Community Spotlight: Georgetown library
By August 9, 2017 0 659•
It was 7:30 p.m. on Thursday, June 3. A severe thunderstorm had just ended. As the proverbial mystery novel opening goes — “On a dark and stormy night …” — the Georgetown library was cozy and full of people.
A poetry reading and discussion with some 30 participants was taking place in one of the two main-floor reading rooms, the one filled with thousands of novels — including many mysteries. In the second, readers settled comfortably in the leather chairs while others worked at their laptops at the heavy, dark-wood tables with embedded electrical outlets, taking advantage of the free high-speed WiFi. They were surrounded by shelves of new nonfiction, audiobooks and scores of the latest popular magazines.
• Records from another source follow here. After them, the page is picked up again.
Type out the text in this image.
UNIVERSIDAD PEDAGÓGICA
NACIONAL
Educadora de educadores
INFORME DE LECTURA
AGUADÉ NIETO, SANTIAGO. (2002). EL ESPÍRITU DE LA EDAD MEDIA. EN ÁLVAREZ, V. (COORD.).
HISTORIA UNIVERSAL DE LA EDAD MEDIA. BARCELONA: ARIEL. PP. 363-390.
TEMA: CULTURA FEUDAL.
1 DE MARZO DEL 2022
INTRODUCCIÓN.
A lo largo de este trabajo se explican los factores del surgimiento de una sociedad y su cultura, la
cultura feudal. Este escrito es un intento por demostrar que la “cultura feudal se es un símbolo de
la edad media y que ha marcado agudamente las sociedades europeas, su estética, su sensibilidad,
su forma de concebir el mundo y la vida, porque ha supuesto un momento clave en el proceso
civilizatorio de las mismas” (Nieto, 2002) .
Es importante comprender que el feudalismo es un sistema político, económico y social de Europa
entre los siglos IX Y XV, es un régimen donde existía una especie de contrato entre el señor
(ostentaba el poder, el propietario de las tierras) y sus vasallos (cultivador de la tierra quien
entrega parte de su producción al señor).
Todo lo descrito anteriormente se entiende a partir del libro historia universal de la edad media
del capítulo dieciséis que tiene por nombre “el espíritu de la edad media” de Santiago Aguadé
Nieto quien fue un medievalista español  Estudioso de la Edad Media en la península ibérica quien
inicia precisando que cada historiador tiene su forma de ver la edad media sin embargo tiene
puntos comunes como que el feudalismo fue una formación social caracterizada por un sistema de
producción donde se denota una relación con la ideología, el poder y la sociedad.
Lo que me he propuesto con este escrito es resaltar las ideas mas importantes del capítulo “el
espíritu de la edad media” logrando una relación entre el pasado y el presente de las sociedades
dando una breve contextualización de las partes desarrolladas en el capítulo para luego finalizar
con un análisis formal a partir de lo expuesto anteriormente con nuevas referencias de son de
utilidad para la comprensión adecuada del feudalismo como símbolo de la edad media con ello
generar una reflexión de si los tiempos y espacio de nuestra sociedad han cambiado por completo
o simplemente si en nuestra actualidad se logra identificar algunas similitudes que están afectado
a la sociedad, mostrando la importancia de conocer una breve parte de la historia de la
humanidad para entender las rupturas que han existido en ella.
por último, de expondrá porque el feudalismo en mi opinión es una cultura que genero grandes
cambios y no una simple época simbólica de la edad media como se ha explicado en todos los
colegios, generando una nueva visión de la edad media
Upstairs, adults from millennials to seniors, plus a few high school students, bent busily over the two dozen computers available free of charge. Downstairs, the children’s librarian was tidying up for the next morning’s onslaught of babies, toddlers and schoolchildren. The colorful room has a multitude of books, displays and computers, all overseen by giant stuffed animals perched on top of the shelves.
The Georgetown Public Library is well-stocked, well-staffed and, at the moment, well-funded, according to Library Manager Lucy Thrasher. “We have strong city support for the systemwide activities and enough extra support from the Friends to do the special projects we want just for the Georgetown branch. Even extra staff has been added for the next three years, due to the closure of D.C.’s main library for total renovation.”
Because of that, the Georgetown Library is now open seven days a week (it used to be closed Sunday and Monday). There are extended hours Monday through Thursday, from 9:30 a.m. to 9:30 p.m.
Currently, daily life at the library revolves around the summer reading program established at all 26 branch libraries. The Build a Better World Summer Reading Challenge encourages readers to explore books, resources and library services. Prizes such as coupons to popular eateries or tickets to Nationals games can be earned.
But there are many “beyond the book” activities that bring people to the library.
“Our most popular Georgetown summer program is the Sing, Talk & Read program for children from birth to eight years old. You have to come some mornings to see all the excited children coming to our Toddler Art & Stories programs or Pajama Story Time or Baby Lap Time, Song and Dance and Preschool Story Time,” said Thrasher.
Summer activities for school-age children include Lego challenge afternoons, an adventure film series and a young filmmakers workshop and showcase. There are also special events like the Aug. 2 Reptile Live show-and-tell that featured an albino boa constrictor, among other snakes and lizards.
The increasing number of children in Georgetown is one of the biggest changes Thrasher has seen in her 20-some years as a librarian in the Georgetown area.
Many activities are offered year-round. For adults, there are Monday movie matinees and monthly Book Hill Talks by a variety of experts. There are numerous book clubs (including one for millennials that meets offsite), a Poets on the Fringe group, short-fiction writing workshops and an English conversation circle for ESL learners.
“But guess what the most popular new yearlong program is?” laughed Thrasher. “Yoga!” The morning Finding Your Missing Peace yoga classes are increasingly full. A tai chi health lab has now been added.
Libraries as Community Centers
Georgetown’s library is experiencing the wave of popularity seen by libraries across the country as they increasingly become community centers. While the D.C. library system’s number-one goal is to “support new readers and cultivate a love of reading,” according to the May 2017 strategic plan, another top priority is to ensure neighborhood libraries are vital centers of community learning and engagement … positioned to respond to their changing needs.”
At the base of these goals is a total embrace of the digital age. Every aspect of the system has been digitized. The number-two goal in the strategic plan is to “ensure residents have the skills to navigate an increasingly digital world.”
“You don’t even have to come to the library to benefit,” Thrasher exclaimed. “One of our most valuable services is access to a multitude of databases with information about anything you ever want to know. They all are accessible for free on your home computer just by entering your library card number.”
As for the “silence, please” policy in the library, that too has changed. “In some rooms, quiet is requested,” said Thrasher. “But in the children’s section not so much.”
Georgetown Public Library
3260 R St. NW
Washington, DC 20007
Sunday: 1 to 5 p.m.
Monday to Thursday: 9:30 a.m. to 9 p.m.
Friday and Saturday: 9:30 a.m. to 5:30 p.m.
Beginning May 8, 2017, Special Collections will be available at this location by appointment as part of MLK Library Interim Services.